World models are essential because they allow AI systems to understand and predict the three-dimensional world, enabling tasks like reasoning, planning, and common sense reasoning, which are currently beyond the capabilities of large language models (LLMs).
LLMs are limited to one-dimensional predictions (text) and lack a deep understanding of the physical world. They struggle with tasks requiring common sense, causal reasoning, and practical application of knowledge, unlike humans who learn these skills quickly through interaction with the environment.
World models are three-dimensional representations of the world that allow AI to predict outcomes of actions and understand cause-and-effect relationships.
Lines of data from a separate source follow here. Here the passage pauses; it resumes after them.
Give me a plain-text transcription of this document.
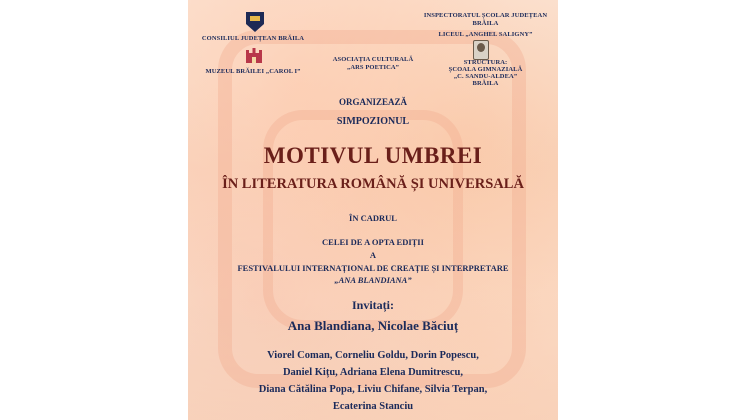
CONSILIUL JUDEȚEAN BRĂILA
MUZEUL BRĂILEI „CAROL I”
ASOCIAȚIA CULTURALĂ
„ARS POETICA”
INSPECTORATUL ȘCOLAR JUDEȚEAN
BRĂILA
LICEUL „ANGHEL SALIGNY”
STRUCTURA:
ȘCOALA GIMNAZIALĂ
„C. SANDU-ALDEA”
BRĂILA
ORGANIZEAZĂ
SIMPOZIONUL
MOTIVUL UMBREI
ÎN LITERATURA ROMÂNĂ ȘI UNIVERSALĂ
ÎN CADRUL
CELEI DE A OPTA EDIȚII
A
FESTIVALULUI INTERNAȚIONAL DE CREAȚIE ȘI INTERPRETARE
„ANA BLANDIANA”
Invitați:
Ana Blandiana, Nicolae Băciuț
Viorel Coman, Corneliu Goldu, Dorin Popescu,
Daniel Kițu, Adriana Elena Dumitrescu,
Diana Cătălina Popa, Liviu Chifane, Silvia Terpan,
Ecaterina Stanciu
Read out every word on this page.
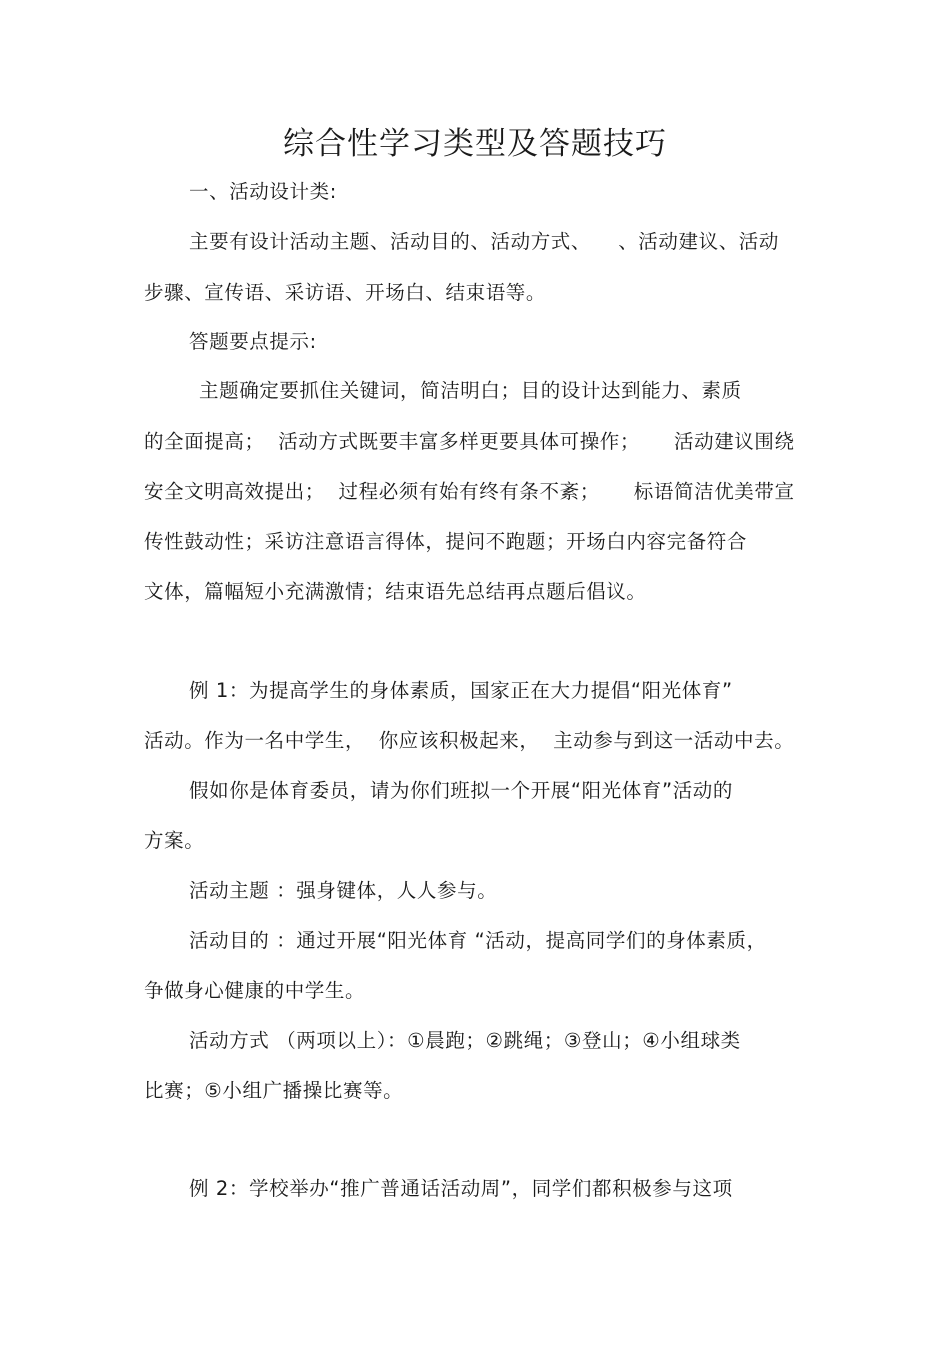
综合性学习类型及答题技巧
一、活动设计类:
主要有设计活动主题、活动目的、活动方式、    、活动建议、活动
步骤、宣传语、采访语、开场白、结束语等。
答题要点提示:
主题确定要抓住关键词，简洁明白；目的设计达到能力、素质
的全面提高；  活动方式既要丰富多样更要具体可操作；     活动建议围绕
安全文明高效提出；  过程必须有始有终有条不紊；     标语简洁优美带宣
传性鼓动性；采访注意语言得体，提问不跑题；开场白内容完备符合
文体，篇幅短小充满激情；结束语先总结再点题后倡议。
例 1：为提高学生的身体素质，国家正在大力提倡“阳光体育”
活动。作为一名中学生，  你应该积极起来，  主动参与到这一活动中去。
假如你是体育委员，请为你们班拟一个开展“阳光体育”活动的
方案。
活动主题 ：强身键体，人人参与。
活动目的 ：通过开展“阳光体育 “活动，提高同学们的身体素质，
争做身心健康的中学生。
活动方式 （两项以上）：①晨跑；②跳绳；③登山；④小组球类
比赛；⑤小组广播操比赛等。
例 2：学校举办“推广普通话活动周”，同学们都积极参与这项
LLMs, on the other hand, are trained on text data and lack intrinsic understanding of the physical world, relying solely on linguistic patterns.
Both World Labs and Google's Genie 2 are pioneering the development of world models, which are seen as a critical step toward achieving AGI. These models promise to unlock significantly smarter AI systems by enabling them to perceive and interact with the physical world more effectively.
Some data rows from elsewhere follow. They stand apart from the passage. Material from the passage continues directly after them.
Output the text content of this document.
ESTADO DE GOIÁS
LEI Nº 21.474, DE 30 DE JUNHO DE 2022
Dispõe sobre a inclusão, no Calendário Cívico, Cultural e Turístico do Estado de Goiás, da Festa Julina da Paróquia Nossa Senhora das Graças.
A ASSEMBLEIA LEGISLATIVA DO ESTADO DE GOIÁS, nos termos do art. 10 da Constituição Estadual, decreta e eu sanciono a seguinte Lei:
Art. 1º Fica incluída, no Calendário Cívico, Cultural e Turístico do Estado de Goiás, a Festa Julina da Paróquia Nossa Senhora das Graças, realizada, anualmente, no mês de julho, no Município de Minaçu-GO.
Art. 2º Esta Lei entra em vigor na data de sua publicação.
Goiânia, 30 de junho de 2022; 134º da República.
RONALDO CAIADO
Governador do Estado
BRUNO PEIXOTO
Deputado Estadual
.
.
Building world models is computationally intensive and requires solving complex problems related to perception, reasoning, and planning. Additionally, integrating these models into practical AI systems remains a significant technical and engineering challenge.
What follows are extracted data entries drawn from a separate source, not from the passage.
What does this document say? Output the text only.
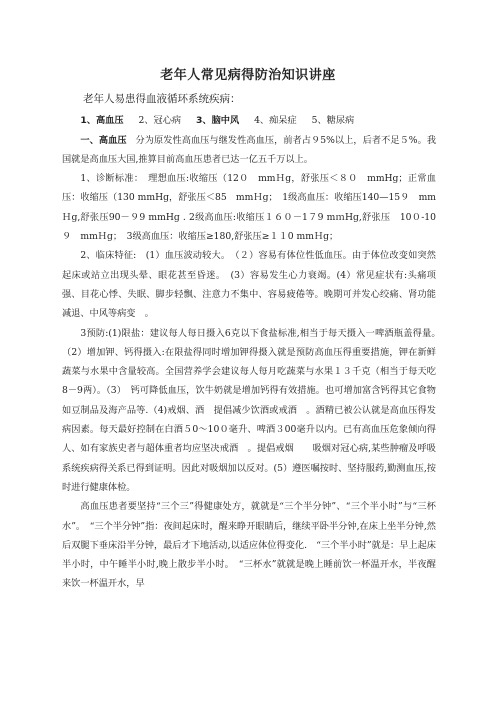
老年人常见病得防治知识讲座

老年人易患得血液循环系统疾病：

1、高血压 2、冠心病 3、脑中风 4、痴呆症 5、糖尿病

一、高血压 分为原发性高血压与继发性高血压，前者占９5%以上，后者不足５%。我国就是高血压大国,推算目前高血压患者已达一亿五千万以上。

1、诊断标准：　理想血压:收缩压（12０　mmＨg，舒张压＜８０　mmHg；正常血压：收缩压（130 mmHg，舒张压＜85　mmＨg；　1级高血压：收缩压140—15９　mmＨg,舒张压90－９9 mmHg . 2级高血压:收缩压１６０－1７9 mｍHg,舒张压　10０-10９　mmＨg；　3级高血压：收缩压≥180,舒张压≥１１0 mmＨg；

2、临床特征:　(1）血压波动较大。　（２）容易有体位性低血压。由于体位改变如突然起床或站立出现头晕、眼花甚至昏迷。　(3）容易发生心力衰竭。(4）常见症状有:头痛项强、目花心悸、失眠、脚步轻飘、注意力不集中、容易疲倦等。晚期可并发心绞痛、肾功能减退、中风等病变　。

3预防:(1)限盐：建议每人每日摄入6克以下食盐标准,相当于每天摄入一啤酒瓶盖得量。　（2）增加钾、钙得摄入:在限盐得同时增加钾得摄入就是预防高血压得重要措施，钾在新鲜蔬菜与水果中含量较高。全国营养学会建议每人每月吃蔬菜与水果１３千克（相当于每天吃 8－9两）。（3）　钙可降低血压，饮牛奶就是增加钙得有效措施。也可增加富含钙得其它食物如豆制品及海产品等.（4)戒烟、酒　提倡减少饮酒或戒酒　。酒精已被公认就是高血压得发病因素。每天最好控制在白酒５0～10０毫升、啤酒３00毫升以内。已有高血压危象倾向得人、如有家族史者与超体重者均应坚决戒酒　。提倡戒烟　　吸烟对冠心病,某些肿瘤及呼吸系统疾病得关系已得到证明。因此对吸烟加以反对。(5）遵医嘱按时、坚持服药,勤测血压,按时进行健康体检。

高血压患者要坚持“三个三”得健康处方，就就是“三个半分钟”、“三个半小时”与“三杯水”。　“三个半分钟”指：夜间起床时，醒来睁开眼睛后，继续平卧半分钟,在床上坐半分钟,然后双腿下垂床沿半分钟，最后才下地活动,以适应体位得变化.　“三个半小时”就是：早上起床半小时，中午睡半小时,晚上散步半小时。　“三杯水”就就是晚上睡前饮一杯温开水，半夜醒来饮一杯温开水，早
Sensors allow AI systems to perceive the environment, while embodiment enables interaction with the physical world, which is crucial for learning cause-and-effect relationships. Without these, AI systems are limited to passive observation and cannot fully develop a robust world model.
The human brain learns world models through sensory-motor learning, where it predicts and observes outcomes of actions. This process is fundamental to developing common sense and understanding the physical world, which AI systems currently lack.
Experts like Jan LeCun believe AGI is still decades away due to the limitations of current AI systems, which lack a deep understanding of the world. World models are seen as a potential solution but are still in the early stages of development.
LLMs acquire knowledge from vast datasets but struggle to update their knowledge easily. They rely on retraining for new information, unlike humans who can assimilate new facts quickly with minimal exposure.
The neocortex is a prediction machine that learns world models through sensory-motor learning. It predicts outcomes of actions and updates its model based on discrepancies between predictions and actual sensory responses, which is key to developing common sense.
World Labs and Google Genie 2 showed demos of so-called "World Models" this past week. In this episode we explore what those models could mean for AGI.